Tuesday, July 08, 2014

Balanço Vital, com o editor João Paulo Cotrim, no Jornal Metro



Enjoo em terra com o balanço, mas no mar nem por isso. Estranho? Sou mais árvore que pássaro, pelo que não sei se deva escolher relâmpagos e trovões para estas contas ou a suavidade de um olhar, a preguiça da sesta, o sublime momento da dúvida, as primeiras vezes: gole de cerveja, beijo, livro folheado, pão de forno, entrada em redacção, gargalhada de puto. 

Como convém, há que ceder ao dramatismo.

5 factos acontecidos

1. Vi a chegada à Lua em directo e logo ali descobri uma vocação, que era magro e não me dava mal com as matemáticas. Um certo professor, contudo, e no âmbito do programa curricular, deu-me a conhecer um tal de Fernando Pessoa, jaz morto mas não arrefece. Até já tinha lido poesia, mas nunca tinha lido poesia. Não mais me livrei dela, apesar de ainda ter continuado a achar durante anos que podia ser astronauta. Têm sido os versos a levar-me à lua e a prender-me à terra. A enterrar-me.


2. Só escrevi um fado, mas quando ouvi pela primeira vez o António Zambujo a cantar a minha delirante infância pensei por momentos que a vida podia fazer sentido, breve é claro. Breve o sentido e a vida, que a poesia só ensina a cair. Fado do Homem Crescido, escrito para o filme de animação homónimo que o Pedro Brito realizou, diz com imagens e sons e palavras que a amizade é impossível, pelo que estamos condenados à solidão. Ora nada mais vale senão a amizade.

3. Gastei muita fita e vinil a agarrar-me aos Waterboys, The The, Tom Waits e Sérgios Godinhos desta vida, aumentando os dias, que o vinil trazia horas e aumentava ao limite as nossas noites. Mas o relâmpago aqui foi ter na mão e no ouvido o ipod, razão pela qual o hominídeo desenvolveu o polegar. Aquilo deu finalmente resposta a toda a curiosidade que ia da vertigem de Glenn Gould aos electro-absurdos de Kraftwerk, dos Velvet Undergound às Vozes Búlgaras, 
que acabei por ouvir em casa delas. Melhor do que o ZX Spectrum, muito melhor.

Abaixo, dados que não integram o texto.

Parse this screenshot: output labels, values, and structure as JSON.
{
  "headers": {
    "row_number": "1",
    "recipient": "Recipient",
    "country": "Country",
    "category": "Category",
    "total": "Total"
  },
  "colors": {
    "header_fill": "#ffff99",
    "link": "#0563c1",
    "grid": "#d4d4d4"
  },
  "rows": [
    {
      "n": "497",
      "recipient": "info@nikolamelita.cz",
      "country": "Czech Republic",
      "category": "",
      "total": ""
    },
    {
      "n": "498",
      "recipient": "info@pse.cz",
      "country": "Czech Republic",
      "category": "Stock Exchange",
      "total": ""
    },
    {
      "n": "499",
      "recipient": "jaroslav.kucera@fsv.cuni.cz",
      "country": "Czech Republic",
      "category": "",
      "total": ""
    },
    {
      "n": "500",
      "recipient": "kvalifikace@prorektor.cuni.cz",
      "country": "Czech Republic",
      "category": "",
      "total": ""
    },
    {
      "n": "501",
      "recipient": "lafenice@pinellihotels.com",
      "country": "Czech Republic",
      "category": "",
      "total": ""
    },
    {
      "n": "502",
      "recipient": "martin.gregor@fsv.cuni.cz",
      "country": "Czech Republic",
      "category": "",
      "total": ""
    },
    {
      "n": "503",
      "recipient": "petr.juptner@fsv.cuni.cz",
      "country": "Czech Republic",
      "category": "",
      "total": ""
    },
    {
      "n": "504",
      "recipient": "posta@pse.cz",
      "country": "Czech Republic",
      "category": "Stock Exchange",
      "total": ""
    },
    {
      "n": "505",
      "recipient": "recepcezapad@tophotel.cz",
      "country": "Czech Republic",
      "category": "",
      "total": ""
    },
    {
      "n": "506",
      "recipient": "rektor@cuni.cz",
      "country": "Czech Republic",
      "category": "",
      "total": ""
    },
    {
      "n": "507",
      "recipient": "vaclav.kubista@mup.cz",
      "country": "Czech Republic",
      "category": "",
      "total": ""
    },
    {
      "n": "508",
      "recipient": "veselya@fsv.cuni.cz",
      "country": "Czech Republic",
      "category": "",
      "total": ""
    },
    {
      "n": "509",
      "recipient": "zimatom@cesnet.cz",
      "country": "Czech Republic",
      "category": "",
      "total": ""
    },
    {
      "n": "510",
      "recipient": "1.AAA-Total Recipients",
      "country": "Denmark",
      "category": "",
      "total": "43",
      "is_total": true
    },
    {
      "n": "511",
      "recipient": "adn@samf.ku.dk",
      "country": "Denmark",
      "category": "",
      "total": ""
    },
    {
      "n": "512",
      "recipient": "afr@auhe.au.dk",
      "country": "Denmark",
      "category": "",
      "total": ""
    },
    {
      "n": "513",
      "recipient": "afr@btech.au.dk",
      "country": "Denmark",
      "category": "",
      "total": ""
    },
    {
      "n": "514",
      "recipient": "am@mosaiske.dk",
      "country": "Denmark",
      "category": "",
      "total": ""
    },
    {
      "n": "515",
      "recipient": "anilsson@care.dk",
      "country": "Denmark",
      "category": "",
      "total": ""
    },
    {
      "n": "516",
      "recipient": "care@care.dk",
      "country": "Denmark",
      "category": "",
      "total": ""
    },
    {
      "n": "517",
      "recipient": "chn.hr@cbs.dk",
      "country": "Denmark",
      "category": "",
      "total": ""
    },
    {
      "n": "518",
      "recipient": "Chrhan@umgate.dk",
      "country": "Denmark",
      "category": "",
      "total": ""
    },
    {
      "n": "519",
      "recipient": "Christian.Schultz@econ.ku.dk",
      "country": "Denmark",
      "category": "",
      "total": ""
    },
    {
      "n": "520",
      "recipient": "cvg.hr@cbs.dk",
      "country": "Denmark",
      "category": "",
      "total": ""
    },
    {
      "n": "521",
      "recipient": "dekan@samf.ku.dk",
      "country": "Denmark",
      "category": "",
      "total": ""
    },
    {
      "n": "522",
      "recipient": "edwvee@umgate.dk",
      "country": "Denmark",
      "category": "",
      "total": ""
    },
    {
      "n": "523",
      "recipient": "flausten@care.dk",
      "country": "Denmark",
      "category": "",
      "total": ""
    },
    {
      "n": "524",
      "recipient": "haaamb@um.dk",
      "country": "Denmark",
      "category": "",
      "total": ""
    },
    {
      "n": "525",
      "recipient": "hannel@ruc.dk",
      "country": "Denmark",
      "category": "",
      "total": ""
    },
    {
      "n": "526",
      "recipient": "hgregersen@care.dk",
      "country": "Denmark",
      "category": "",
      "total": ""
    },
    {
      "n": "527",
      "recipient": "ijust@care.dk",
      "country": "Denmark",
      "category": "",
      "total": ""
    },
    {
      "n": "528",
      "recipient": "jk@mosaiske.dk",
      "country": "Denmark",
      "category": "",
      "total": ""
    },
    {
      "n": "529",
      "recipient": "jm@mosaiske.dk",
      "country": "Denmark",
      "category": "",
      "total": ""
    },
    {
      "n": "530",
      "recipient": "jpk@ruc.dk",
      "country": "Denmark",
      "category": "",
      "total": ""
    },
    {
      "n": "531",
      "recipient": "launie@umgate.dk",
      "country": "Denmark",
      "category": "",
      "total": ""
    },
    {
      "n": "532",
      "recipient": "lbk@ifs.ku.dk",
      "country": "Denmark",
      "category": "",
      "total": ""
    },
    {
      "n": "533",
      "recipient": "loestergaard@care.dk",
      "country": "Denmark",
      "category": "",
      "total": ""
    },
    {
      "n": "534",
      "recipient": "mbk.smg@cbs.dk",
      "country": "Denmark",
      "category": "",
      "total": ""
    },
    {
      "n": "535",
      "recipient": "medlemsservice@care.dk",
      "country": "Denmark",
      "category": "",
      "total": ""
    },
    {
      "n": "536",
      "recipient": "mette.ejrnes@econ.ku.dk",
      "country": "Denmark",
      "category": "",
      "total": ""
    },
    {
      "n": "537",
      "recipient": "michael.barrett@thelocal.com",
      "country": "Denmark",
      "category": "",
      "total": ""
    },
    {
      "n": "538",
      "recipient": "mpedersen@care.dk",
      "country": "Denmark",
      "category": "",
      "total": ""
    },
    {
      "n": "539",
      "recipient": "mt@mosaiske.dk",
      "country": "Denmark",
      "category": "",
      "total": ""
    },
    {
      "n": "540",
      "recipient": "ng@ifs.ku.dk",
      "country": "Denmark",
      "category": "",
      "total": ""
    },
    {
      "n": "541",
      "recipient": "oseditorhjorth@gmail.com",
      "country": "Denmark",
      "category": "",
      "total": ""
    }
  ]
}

4. Por causa do Tintim descobri os livros e as imagens. Andei meses, ao que parece, sem largar o mesmo álbum. Em páginas semelhantes fui vendo como eram os corpos delas, por exemplo, 
que foram tantas as utilidades. E depois, certo dia, com a cumplicidade de um político que sabe ler, trouxe a Lisboa José Muñoz, para que o seu trabalho político e artístico perturbasse o 
museu da cidade. Ora sentar-me à mesma mesa abriu-me a cabeça para a parte oculta de um icebergue chamado banda desenhada. Voando abaixo dos radares e usando as mais belas das artes leva longe o desejo.

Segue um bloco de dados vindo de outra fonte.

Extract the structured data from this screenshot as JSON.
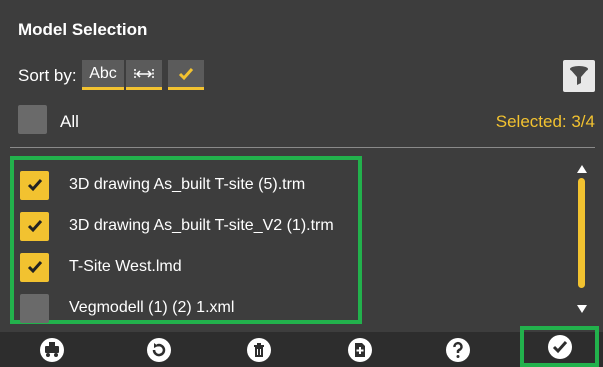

5. Aprendi a fazer aguardente, por razões que não cabem aqui, mas a descoberta do uísque, começando pelo irlandês Bushmills, voltou a abrir-me a gaveta do espiritual. Nada dá mais acesso a nós e aos outros, nada abre portas e janelas, constrói pontes e catedrais como o álcool. Aprendi a ler nesse instante, vi os palcos que havia de pisar, os textos que assinei para outros desenharem. Descubro passados em cada gole, vejo o futuro. E bebo o presente. 

5 fados por acontecer
- Manter aberta a boca do abysmo.
- Ganhar tempo para fazer nada. 
- Voltar a habitar um quinhão do Alentejo.
- Cozinhar todos os dias. 
- Aprender a dançar.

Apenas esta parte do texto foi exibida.